We went to the 9/11 Pentagon memorial during the class trip to D.C. The statues, the lights, the water were profound. They are swoops up from the ground, facing whichever way the person was facing at the time— from the airplane towards the building or from the building towards the airplane. Each statue has water flowing under it, and a light to illuminate the water that glows green. A few of these lights had been burnt out. This was depressing, as well as saddening. No one seemed to care or know that these lights— that to me, symbolised each person’s legacy— had gone out.
Each statue is positioned based on each person’s age when they passed away.

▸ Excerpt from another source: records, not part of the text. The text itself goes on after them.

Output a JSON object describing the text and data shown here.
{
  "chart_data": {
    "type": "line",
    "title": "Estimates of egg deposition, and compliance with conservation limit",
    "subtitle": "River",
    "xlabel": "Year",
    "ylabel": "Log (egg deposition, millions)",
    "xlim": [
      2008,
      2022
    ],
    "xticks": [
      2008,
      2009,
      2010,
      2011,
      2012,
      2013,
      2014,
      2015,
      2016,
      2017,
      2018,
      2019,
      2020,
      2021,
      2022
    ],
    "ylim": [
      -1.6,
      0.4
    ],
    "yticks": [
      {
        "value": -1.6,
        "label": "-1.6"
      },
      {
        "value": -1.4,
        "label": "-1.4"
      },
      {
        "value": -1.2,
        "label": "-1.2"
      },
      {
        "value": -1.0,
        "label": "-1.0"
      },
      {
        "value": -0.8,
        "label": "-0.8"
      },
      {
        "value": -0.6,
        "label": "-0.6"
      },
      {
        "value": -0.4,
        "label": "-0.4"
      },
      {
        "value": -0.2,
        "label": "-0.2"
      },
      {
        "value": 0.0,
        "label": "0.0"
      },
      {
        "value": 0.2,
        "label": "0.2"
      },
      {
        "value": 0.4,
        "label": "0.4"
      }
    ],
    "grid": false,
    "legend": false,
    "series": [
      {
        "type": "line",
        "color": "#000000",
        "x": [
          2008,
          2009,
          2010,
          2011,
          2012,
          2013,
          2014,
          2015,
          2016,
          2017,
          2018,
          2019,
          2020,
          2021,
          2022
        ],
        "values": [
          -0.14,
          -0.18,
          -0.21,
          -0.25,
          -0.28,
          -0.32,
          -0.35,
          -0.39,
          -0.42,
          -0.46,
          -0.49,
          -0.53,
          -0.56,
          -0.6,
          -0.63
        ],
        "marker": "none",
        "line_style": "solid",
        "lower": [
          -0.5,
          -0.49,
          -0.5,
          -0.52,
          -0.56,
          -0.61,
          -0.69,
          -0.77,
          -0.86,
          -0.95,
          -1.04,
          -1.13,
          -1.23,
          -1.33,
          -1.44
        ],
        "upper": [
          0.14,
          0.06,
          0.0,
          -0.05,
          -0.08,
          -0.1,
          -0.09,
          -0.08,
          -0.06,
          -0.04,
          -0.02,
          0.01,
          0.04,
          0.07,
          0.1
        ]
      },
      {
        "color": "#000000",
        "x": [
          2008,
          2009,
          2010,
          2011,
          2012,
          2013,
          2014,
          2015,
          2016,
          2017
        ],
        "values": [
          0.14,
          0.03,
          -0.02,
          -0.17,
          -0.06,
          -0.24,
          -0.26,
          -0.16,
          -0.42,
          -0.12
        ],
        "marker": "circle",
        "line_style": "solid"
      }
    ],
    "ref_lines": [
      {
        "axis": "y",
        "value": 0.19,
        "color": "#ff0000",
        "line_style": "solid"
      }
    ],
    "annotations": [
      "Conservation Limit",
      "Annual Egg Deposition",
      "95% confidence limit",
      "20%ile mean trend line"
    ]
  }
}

The farther back you get into the memorial, the older the people were. It is heartbreaking to see the one lone statue at the beginning, that of a 3 year-old girl. My one wish as I left that night was that she had felt nothing as she died. She was too innocent, too full of life.
When it was daylight, we could see the difference in color in the stones where the plane hit the pentagon— like a scar, a blemish upon the otherwise staid and proud building. I wonder how it must feel to be sitting in those desks on that wall. Do the workers live in fear, carrying out matters of national security and praying every day that they get home safe and unharmed? Do they feel haunted by the memories of that day? Were they even there when the plane hit; do they remember?